Q How tough is the endless fundraising cycle?
MRS. BUSH: Not that tough.
Q Mrs. Bush, it seems that Howard Dean and John Kerry are going to follow your husband's lead in forgoing federal campaign funds. Are you concerned that your husband has left something out of the bottle?
MRS. BUSH: No.
Q Mrs. Bush when you think about all the money it takes to run a campaign, do you ever think about how many books that could buy, how much that could --
MRS. BUSH: Sure, absolutely. I mean, you know, it's a lot of money. But it's also a very huge country and you know I -- this is another one of our freedoms as Americans, that we can give money to political candidates. That's one of our luxuries also. And we can pick a candidate that we like; we can support them by going down to their headquarters and working for them, or by writing a check to their campaigns. And that's one of the freedoms in our country that I think definitely should be protected. That's one of the great things about our country. Another thing fundraising shows is support for a candidate, and I think that's an important part of it.
Q Mrs. Bush, the recent series that was done by CBS on the Reagans, what are your thoughts about if there is ever something like that done about you and your husband, how would you feel about that?
MRS. BUSH: I hope it would be really, really great. (Laughter.)
Q That notwithstanding, would you argue for not having it shown if you felt that it was not presenting you in a favorable light?
MRS. BUSH: Sure, absolutely. If it wasn't presenting me in a favorable light? (Laughter.)
Q Or your husband --
MRS. BUSH: Or my husband?
Q Or your husband in a favorable light. Or would you argue on the side of artistic freedom or First Amendment or how would you feel about that?
MRS. BUSH: Well, every day, I argue on the side of writing really nice things about me and my husband.
MR. JOHNDROE: Thank you.
MRS. BUSH: Thanks everybody. Thank you all for coming.
* * *
MRS. BUSH: -- they're making sure these children learn to read and I don't know if you've noticed or -- you all were in one class with me. But when I asked who was going to college, every child said they were going to college. So I think that's --
Q -- second graders asking you -- that's what I'm surprised about. Can you talk about -- these are our future and this is what your program is kind of spearheading?

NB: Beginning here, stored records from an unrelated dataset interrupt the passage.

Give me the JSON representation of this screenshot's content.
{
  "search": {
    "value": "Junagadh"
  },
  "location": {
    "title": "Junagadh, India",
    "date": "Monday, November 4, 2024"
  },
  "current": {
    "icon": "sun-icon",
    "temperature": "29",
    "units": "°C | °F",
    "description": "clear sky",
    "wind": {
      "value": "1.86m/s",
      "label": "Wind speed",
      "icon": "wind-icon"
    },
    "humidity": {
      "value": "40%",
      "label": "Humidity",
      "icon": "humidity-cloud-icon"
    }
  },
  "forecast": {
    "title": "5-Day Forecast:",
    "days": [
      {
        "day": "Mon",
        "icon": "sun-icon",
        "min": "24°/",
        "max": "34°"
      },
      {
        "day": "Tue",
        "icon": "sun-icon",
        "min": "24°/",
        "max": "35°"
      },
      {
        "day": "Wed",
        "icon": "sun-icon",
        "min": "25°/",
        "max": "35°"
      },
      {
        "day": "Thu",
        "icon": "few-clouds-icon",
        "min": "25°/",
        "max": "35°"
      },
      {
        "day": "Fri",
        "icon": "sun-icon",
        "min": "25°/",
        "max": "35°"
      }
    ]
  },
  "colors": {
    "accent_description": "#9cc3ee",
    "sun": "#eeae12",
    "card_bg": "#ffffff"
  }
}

MRS. BUSH: What I said earlier, when you travel around the country like I have the privilege to do, what you find out is that young people around our country, children and young people are going to make a -- they're going to make a great future when they are the leaders. And I have every confidence in them. And it's up to us as adults, all the adults here, to make sure that our children are prepared for their future by knowing how to read and giving them a good education.